DESPITE being perched at the end of Newcastle’s ever busy Chinatown, the Palace Garden seems to lurk virtually un-reviewed, according to the World Wide Web.
At the top of a flight of stairs, it’s not as in-your-face as the competing buffet restaurants lining the neon-flickering Stowell Street.
But whereas they favour the wipe-clean school canteen look, the Palace Garden is a touch of class with its fantastic mural of towering mountains and a bridge over a real carp pond.
It’s a popular choice with Chinese people and a group of seven of my friends who roll up there every time one of them celebrates a birthday.
Westernised menus are available, but for a real taste of the Far East, I’d recommend taking the plunge with the traditional Chinese menu, which is printed in English and Chinese.
Eating Chinese style is also the order of the day, with everyone choosing a dish, which are piled on to the lazy Susan in the centre of the table.
Each diner gets a small bowl and you (carefully) revolve the dishes to try a bite of everything.
Add in some hot green tea and teetering bottles of Tsingtao beer and it’s virtually a party game.
The menu of Szechuan, Malaysian, Cantonese and Pekinese cuisine is vast and if you’re feeling really adventurous, favourites like congee – a kind of porridge – frogs legs or abalone (sea snails) are on offer
Walking not so much on the wildside, I opted for a hotpot of crab in a satay sauce, which was a delicious gloopy stew bobbing with chunks of crab waiting to be wrestled from its shell.

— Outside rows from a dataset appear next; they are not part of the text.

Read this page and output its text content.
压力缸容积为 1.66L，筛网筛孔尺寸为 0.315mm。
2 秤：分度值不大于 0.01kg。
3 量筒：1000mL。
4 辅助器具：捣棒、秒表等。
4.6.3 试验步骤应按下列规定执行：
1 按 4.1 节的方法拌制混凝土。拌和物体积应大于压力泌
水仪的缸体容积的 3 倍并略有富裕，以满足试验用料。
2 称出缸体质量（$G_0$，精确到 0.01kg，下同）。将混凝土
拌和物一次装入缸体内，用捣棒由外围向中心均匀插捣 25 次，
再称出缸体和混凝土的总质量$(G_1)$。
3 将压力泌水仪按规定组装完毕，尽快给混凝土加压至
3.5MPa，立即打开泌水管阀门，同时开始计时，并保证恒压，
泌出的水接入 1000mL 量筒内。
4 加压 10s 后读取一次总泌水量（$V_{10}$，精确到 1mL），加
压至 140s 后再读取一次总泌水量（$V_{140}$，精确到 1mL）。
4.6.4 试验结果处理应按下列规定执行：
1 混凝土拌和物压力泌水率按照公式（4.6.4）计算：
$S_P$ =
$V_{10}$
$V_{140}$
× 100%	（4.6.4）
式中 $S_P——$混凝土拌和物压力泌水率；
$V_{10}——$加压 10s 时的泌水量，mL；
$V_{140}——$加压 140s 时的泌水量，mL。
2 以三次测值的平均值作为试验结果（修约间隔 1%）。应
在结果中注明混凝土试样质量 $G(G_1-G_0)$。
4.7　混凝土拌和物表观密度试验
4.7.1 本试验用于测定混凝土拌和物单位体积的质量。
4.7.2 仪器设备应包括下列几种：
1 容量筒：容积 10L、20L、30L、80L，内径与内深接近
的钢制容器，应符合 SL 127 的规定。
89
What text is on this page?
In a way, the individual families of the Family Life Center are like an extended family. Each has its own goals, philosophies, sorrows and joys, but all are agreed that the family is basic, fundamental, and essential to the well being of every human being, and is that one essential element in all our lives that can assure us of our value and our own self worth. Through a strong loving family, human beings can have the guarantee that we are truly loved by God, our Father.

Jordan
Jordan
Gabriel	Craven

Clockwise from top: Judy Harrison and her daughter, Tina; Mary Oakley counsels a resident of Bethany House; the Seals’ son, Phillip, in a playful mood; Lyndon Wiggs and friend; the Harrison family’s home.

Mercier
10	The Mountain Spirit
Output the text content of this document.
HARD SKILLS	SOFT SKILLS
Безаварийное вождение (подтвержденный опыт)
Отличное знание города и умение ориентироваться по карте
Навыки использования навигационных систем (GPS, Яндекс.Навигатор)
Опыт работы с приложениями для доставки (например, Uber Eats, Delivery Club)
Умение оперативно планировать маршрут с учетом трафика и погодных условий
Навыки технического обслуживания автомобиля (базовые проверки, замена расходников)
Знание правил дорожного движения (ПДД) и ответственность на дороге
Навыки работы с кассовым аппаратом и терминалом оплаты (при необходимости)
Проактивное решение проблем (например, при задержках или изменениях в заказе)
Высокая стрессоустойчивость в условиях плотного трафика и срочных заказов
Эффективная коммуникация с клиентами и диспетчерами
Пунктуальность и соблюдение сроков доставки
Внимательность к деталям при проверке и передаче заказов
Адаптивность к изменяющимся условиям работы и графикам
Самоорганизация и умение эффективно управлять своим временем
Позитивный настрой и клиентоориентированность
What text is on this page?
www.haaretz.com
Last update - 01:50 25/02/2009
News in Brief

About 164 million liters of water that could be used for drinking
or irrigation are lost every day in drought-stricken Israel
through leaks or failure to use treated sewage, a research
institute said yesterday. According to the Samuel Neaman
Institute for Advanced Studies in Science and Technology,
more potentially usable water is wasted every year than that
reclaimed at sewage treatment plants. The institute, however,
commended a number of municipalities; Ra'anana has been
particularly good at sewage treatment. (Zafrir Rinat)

Three roast meats, a whole seabass, fried crab, water spinach with chilli and beancurd, sizzling beef and plates of prawns in salt and pepper were also served up, with plenty of rice.
Digging in, mastering chopsticks and generally making a mess are all part of the fun and the waiting staff kept us well supplied in top ups of tea and beer.
The food was outstanding, with huge portions stuffed with lip-smacking flavours.
Nobody could manage a dessert, but there was a splodge of ice cream and candles for the birthday boy, plus a round of real coffee to perk us up enough to hit the nearby casino.
Splitting the bill between those who’d had a drink and those who hadn’t almost took a maths degree, but in the end the drinkers paid about £25 each and the non-drinkers £17.